Il est peu probable que mon oncle prenne de nouveau part à la guerre. Le conflit est sur le point de se terminer, fatalement ; mon oncle, quelquefois, en donne les raisons. Il dit que la désorganisation de l’armée française est à son comble ; qu’elle ne lutte plus que pour le triomphe et l’établissement définitif des cabotins sanguinaires qui ont usurpé le pouvoir au 4 septembre ; qu’elle obéit aux ordres supérieurs d’un ministre de la guerre civile, ingénieur douteux qui n’a de génie que pour l’intrigue ; qu’elle est commandée par des chefs dont le seul mérite est de s’être faits les laquais des coryphées de la guerre à outrance, et que son écrasement final n’est qu’une question de jours. Il ajoute qu’il est vraiment pitoyable de voir les forces vives d’un grand pays comme la France sacrifiées à l’ambition stérile de politiciens de bas-étage.

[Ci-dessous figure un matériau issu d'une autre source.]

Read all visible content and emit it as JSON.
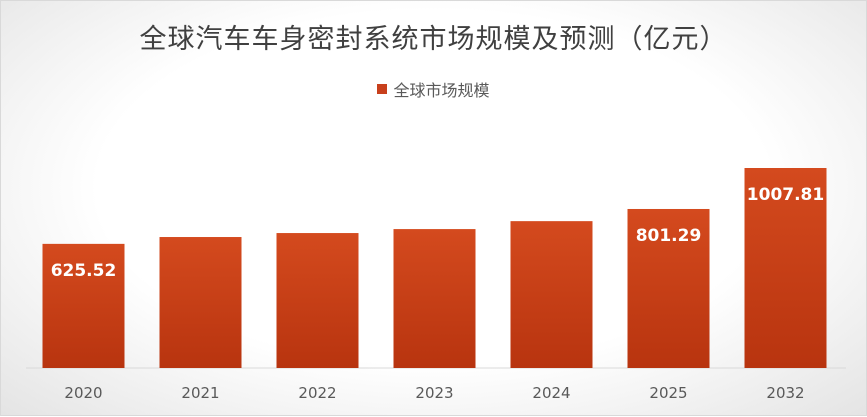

Mon oncle, chose inespérée, nous a donné des nouvelles de mon père. À ce combat de Nourhas auquel il a été blessé, mon père était présent aussi. Il commandait l’extrême arrière-garde française ; il a reçu une légère blessure et a été fait prisonnier. Mon oncle pense qu’on l’a dirigé sur l’Allemagne ; aussitôt que possible, il prendra des informations à ce sujet.
C’est en vain que je presse mon oncle de questions sur ce combat de Nourhas ; que je cherche à le faire parler de mon père et de la défense courageuse qu’il a dû opposer aux troupes allemandes. Mon oncle fait des réponses brèves et vagues ; il prétend n’avoir assisté au combat que de loin, avoir été blessé au début de l’action, et n’en guère connaître autre chose que les résultats. Mes insistances restant sans effet, je prends le parti de me contenter, pour le moment, de ce qu’on veut bien me dire. L’idée me vient, cependant, de demander à mon oncle s’il n’a pas vu Jean-Baptiste, pendant le combat.
— Jean-Baptiste ? demande mon oncle. Jean-Baptiste ? Un sous-officier, n’est-ce pas ?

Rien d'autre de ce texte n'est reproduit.